Expanding detection bandwidth via a photonic reservoir for ultrafast optical sensing
Yuito Ito, Tomoaki Niiyama, Tetsuya Asai, Gouhei Tanaka, Atsushi Uchida, Satoshi Sunada
TL;DR
The paper addresses the fundamental limit of detector bandwidth in ultrafast optical sensing by introducing a photonic reservoir computing framework that uses spatiotemporal encoding to convert high-frequency information into multiple narrowband reservoir channels. A linear readout reconstructs broadband signals from these channels, enabling effective bandwidth expansion beyond the intrinsic detector limits.
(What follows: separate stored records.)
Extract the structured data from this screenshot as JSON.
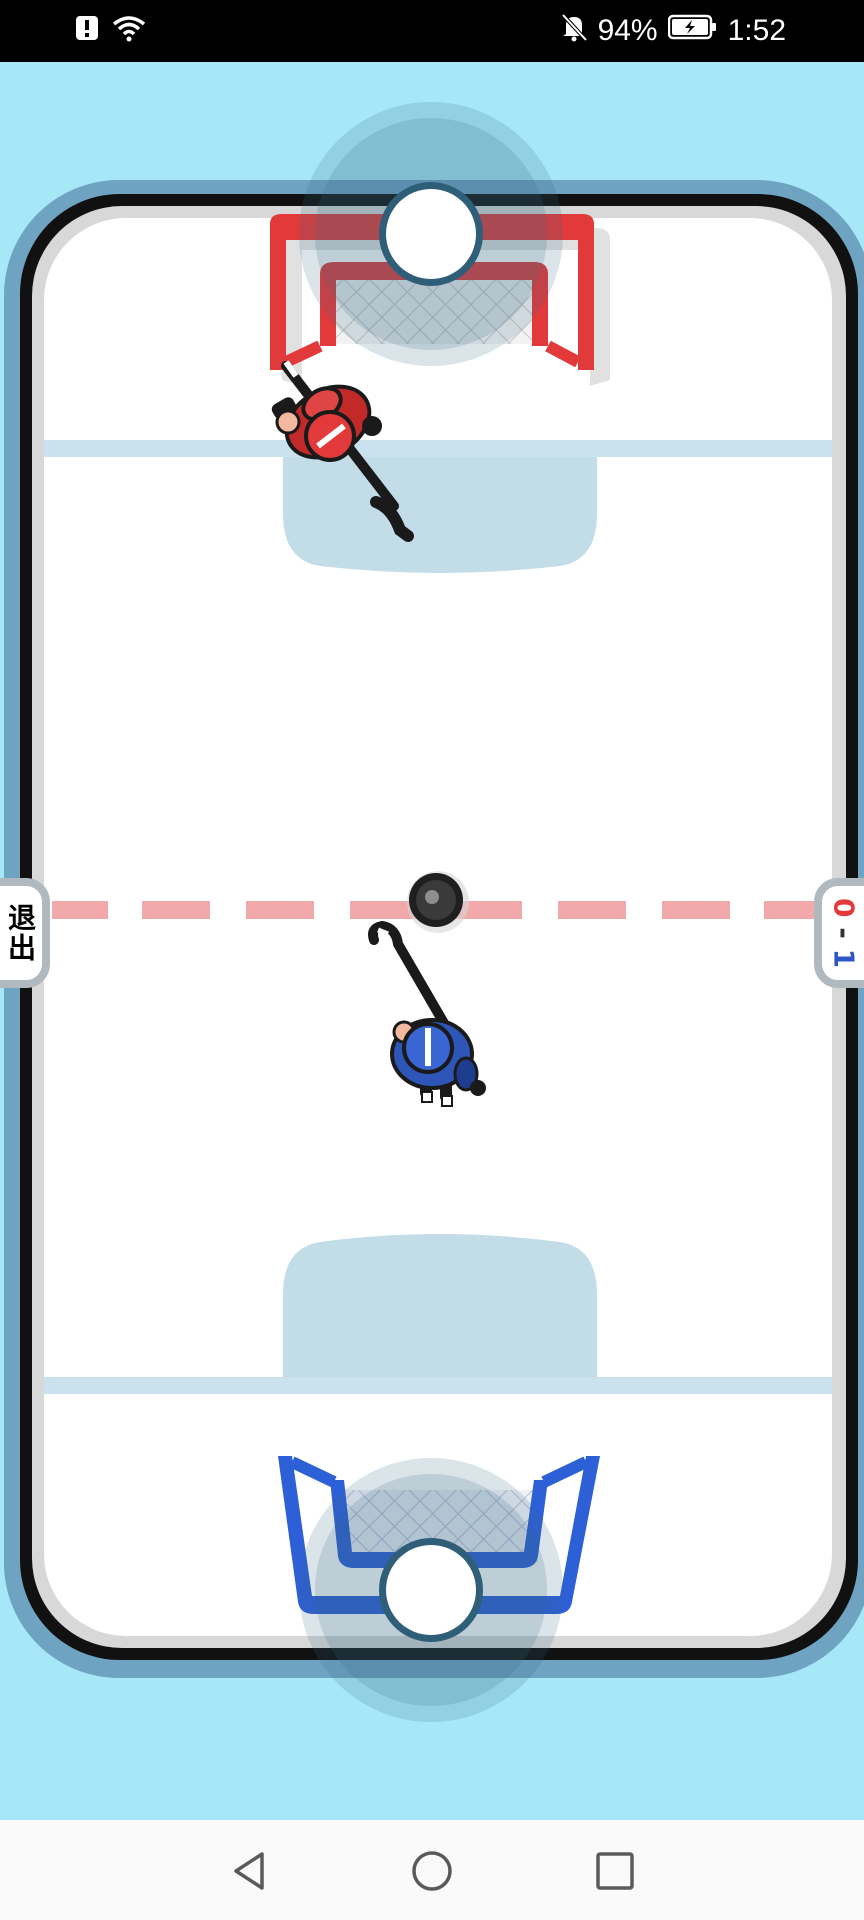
{
  "status_bar": {
    "battery_percent": "94%",
    "time": "1:52",
    "icons": [
      "alert-icon",
      "wifi-icon",
      "bell-off-icon",
      "battery-charging-icon"
    ]
  },
  "game": {
    "exit_label": "退出",
    "score": {
      "red": "0",
      "separator": "-",
      "blue": "1"
    },
    "colors": {
      "ice_background": "#a6e8f7",
      "rink_border": "#111111",
      "red_team": "#e23a3a",
      "blue_team": "#2d5fd6",
      "zone": "#c2dce8",
      "center_line": "#f1a9ab",
      "puck": "#2b2b2b"
    }
  },
  "nav_bar": {
    "icons": [
      "back-icon",
      "home-icon",
      "recents-icon"
    ]
  }
}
Experimentally, an on-chip silicon photonic reservoir demonstrates more than an eightfold expansion, with additional gains demonstrated via WDM. This approach offers a scalable, silicon-compatible path to ultrafast sensing and communications, while enabling phase-sensitive measurements and robustness to detector nonlinearities.
Abstract
The detection of ultrafast optical and radio-frequency (RF) signals is crucial for applications ranging from high-speed communications to advanced sensing. However, conventional detectors are fundamentally constrained by their intrinsic bandwidth, limiting accurate broadband signal measurement. Here, we show that a neuromorphic photonic processing approach can overcome this limitation, enabling accurate broadband signal detection beyond the detector bandwidth. The key idea lies in the spatiotemporal encoding of input waveforms within a photonic reservoir network, which reconstructs high-frequency components otherwise inaccessible to individual detectors. We experimentally demonstrate the detection of high-speed optical phase signals with more than an eightfold effective bandwidth expansion using an on-chip silicon photonic reservoir. This approach provides a scalable and integrable platform for high-speed optical and RF signal processing, opening new opportunities in ultrafast photonics and next-generation communication systems.